Colorado River Water Plan

Colorado River Water Plan

Maura Bennett
Maura Bennett
Seven Western states that rely on the Colorado River for water have reached a consensus on a landmark plan to voluntarily reduce water usage. The Associated Press reported the new strategy is part of an effort to safeguard the river, which serves 40 million people and irrigates 7,812 square miles of farmland, in an era of worsening drought and climate change.

The drought contingency plan is "meant to avoid a crisis on the river," according to U.S. Bureau of Reclamation Commissioner Brenda Burman.

That crisis was exactly what Brad Udall, a senior scientist at Colorado State University and an expert on water supplies in the West warned a congressional panel about last month

He said the drought contingency plan only buys more time to implement more permanent solutions and leaves difficult decisions for that next plan.
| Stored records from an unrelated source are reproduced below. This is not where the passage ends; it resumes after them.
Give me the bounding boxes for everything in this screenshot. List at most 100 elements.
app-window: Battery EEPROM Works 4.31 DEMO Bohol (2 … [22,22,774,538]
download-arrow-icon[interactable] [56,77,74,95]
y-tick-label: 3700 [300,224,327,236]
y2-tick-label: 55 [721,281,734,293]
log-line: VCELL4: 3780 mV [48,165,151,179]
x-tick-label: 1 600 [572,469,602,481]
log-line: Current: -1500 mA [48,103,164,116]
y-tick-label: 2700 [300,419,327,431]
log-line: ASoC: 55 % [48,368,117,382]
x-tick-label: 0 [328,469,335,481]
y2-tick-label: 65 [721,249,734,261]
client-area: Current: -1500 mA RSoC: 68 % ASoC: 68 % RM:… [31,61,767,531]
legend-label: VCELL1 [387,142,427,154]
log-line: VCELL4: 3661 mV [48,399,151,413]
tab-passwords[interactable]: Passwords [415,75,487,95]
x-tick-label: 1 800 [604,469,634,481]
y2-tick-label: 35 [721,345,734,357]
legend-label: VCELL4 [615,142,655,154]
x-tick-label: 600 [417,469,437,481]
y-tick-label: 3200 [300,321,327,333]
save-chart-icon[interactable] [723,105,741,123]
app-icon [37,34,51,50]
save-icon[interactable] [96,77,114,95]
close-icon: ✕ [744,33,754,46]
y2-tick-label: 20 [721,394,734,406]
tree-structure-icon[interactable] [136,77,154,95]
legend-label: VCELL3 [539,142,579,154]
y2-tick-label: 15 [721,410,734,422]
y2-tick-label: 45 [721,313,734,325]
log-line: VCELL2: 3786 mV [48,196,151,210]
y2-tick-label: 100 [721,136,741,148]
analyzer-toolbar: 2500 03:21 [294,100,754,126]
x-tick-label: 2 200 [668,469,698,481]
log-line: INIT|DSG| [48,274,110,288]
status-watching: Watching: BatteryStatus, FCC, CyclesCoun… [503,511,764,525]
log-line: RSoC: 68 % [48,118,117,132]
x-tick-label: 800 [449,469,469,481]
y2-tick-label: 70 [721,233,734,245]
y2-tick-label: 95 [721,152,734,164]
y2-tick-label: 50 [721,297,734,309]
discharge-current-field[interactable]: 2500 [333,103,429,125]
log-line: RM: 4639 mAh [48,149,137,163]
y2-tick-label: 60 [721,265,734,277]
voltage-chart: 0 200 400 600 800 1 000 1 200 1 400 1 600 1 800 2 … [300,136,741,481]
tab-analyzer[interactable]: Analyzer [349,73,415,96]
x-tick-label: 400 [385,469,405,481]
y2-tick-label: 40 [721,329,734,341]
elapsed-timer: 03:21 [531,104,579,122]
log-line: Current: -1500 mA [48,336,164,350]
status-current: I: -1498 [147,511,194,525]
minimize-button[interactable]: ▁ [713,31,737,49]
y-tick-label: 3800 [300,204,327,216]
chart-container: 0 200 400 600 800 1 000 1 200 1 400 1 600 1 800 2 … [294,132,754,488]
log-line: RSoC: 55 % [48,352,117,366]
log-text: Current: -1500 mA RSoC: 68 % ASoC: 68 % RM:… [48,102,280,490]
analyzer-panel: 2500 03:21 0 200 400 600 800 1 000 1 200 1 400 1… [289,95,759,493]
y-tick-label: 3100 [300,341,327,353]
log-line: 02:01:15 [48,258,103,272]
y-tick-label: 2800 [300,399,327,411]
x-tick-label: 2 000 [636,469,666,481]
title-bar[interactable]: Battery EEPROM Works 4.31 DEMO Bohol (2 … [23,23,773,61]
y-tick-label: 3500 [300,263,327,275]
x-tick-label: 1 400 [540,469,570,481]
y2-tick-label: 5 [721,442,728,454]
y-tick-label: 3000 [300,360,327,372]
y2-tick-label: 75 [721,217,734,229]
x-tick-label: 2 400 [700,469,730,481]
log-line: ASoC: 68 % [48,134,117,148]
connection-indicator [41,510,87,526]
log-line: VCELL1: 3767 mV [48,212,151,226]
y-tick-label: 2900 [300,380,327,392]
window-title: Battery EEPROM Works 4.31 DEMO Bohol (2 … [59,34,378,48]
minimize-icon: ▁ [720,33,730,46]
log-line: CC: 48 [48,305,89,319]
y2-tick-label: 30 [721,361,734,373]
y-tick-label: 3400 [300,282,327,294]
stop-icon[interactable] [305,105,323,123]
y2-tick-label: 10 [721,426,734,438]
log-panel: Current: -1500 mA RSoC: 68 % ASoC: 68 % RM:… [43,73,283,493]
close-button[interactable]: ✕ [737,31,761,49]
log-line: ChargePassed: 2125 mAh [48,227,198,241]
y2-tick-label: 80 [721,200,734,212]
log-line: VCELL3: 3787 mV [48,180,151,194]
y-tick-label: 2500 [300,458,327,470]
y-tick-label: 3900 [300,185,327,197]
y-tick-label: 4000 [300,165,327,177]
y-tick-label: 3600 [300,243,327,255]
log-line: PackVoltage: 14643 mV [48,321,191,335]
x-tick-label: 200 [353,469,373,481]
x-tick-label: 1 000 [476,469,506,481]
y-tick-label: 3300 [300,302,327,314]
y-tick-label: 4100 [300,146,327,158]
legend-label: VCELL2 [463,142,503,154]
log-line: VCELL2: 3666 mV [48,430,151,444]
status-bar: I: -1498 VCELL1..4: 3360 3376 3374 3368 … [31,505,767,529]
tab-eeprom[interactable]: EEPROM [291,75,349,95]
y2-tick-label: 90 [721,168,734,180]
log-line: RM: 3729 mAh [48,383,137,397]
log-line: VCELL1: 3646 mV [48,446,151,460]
This plan needs to be a climate change plan for the basin. The planning process should be open and inclusive. It should solved the overuse problem in the lower basis and should prepare for extended low flows. It should also revisit the longstanding assumptions about how the river is being managed including the upper basin so called delivery obligation who bears the burden of solving the lower basin's overuse and how the reservoirs are operated.

The agreement says that, states, municipal water managers, farmers, and industries will work collectively to keep the river's major reservoirs at sustainable levels.

Udall suggested the Federal government has a major role to play in lowering the burden on agriculture.

He says negotiations on the permanent water plan should begin next year.